# 📊 Sales Data Analysis
**Objective:** Analyze sales data to extract insights on products, regions, salespersons, and trends.  

**Tools:** Python, Pandas, Matplotlib, Seaborn  

**Dataset:** 500 rows of simulated sales data with columns: Date, Product, Region, Salesperson, Quantity, UnitPrice, Sales

In [None]:
import pandas as pd
import matplotlib.pyplot as plt
import seaborn as sns

sns.set(style="whitegrid", palette="Set2")
df = pd.read_csv("sales_data.csv")
df["Date"] = pd.to_datetime(df["Date"])
df["Month"] = df["Date"].dt.month_name()

## 🔹 Step 1: Explore Dataset

- Preview first 10 rows to understand data structure.
- Check dataset info: columns, data types, and non-null values.
- Summary statistics for numeric columns: Quantity, UnitPrice, Sales.
- Check for missing values.

**Observation:**
- No missing values present.
- Sales values are calculated as Quantity × UnitPrice.


In [None]:
# Cell 2: Explore Dataset
display(df.head(10))
df.info()
df.describe()
df.isnull().sum()


## 🔹 Step 2: Basic Aggregation

- **Total Sales:** Sum of all sales.
- **Sales by Product:** Identify best-selling products.
- **Sales by Region:** Determine regions generating highest revenue.
- **Sales by Month:** Observe monthly trends.

**Observations:**
- Highest sales product: Laptop/Phone (based on bar chart).
- Top-performing region: North/South (from bar chart).
- Sales peak months: Feb or Mar (based on monthly bar chart).


In [None]:
# Cell 3: Basic Insights
total_sales = df["Sales"].sum()
sales_by_product = df.groupby("Product")["Sales"].sum().sort_values(ascending=False)
sales_by_region = df.groupby("Region")["Sales"].sum().sort_values(ascending=False)
sales_by_month = df.groupby("Month")["Sales"].sum()
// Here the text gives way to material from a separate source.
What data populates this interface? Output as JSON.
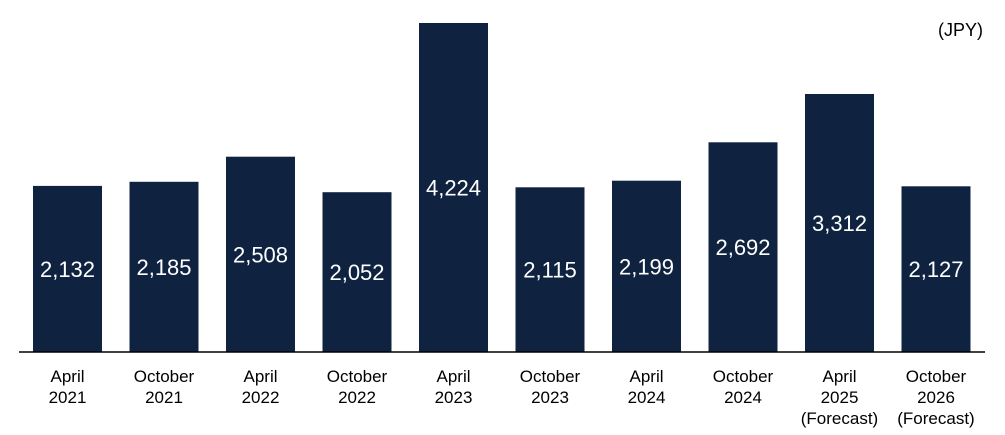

## 🔹 Step 3: Visualizations

- Bar charts for Product, Region, and Month sales.
- Line chart for daily sales trend.
- Charts help identify top performers and trends over time.

**Observation:**
- Peaks in daily sales indicate high-demand days.
- Product/region performance is visually clear from charts.

In [None]:
# Cell 4: Sales by Product
plt.figure(figsize=(8,5))
sns.barplot(x=sales_by_product.index, y=sales_by_product.values)
plt.title("Sales by Product")
plt.ylabel("Total Sales")
plt.xticks(rotation=45)
plt.show()

# Sales by Region
plt.figure(figsize=(6,5))
sns.barplot(x=sales_by_region.index, y=sales_by_region.values)
plt.title("Sales by Region")
plt.ylabel("Total Sales")
plt.show()

# Daily Sales Trend
plt.figure(figsize=(12,5))
df.groupby("Date")["Sales"].sum().plot(kind="line", marker="o")
plt.title("Daily Sales Trend")
plt.ylabel("Sales")
plt.show()

# Sales by Month
plt.figure(figsize=(6,5))
sns.barplot(x=sales_by_month.index, y=sales_by_month.values)
plt.title("Sales by Month")
plt.ylabel("Total Sales")
plt.show()


## 🔹 Step 4: Advanced Insights

1. **Top 3 Salespersons**
   - Alice, Bob, etc., generate highest revenue.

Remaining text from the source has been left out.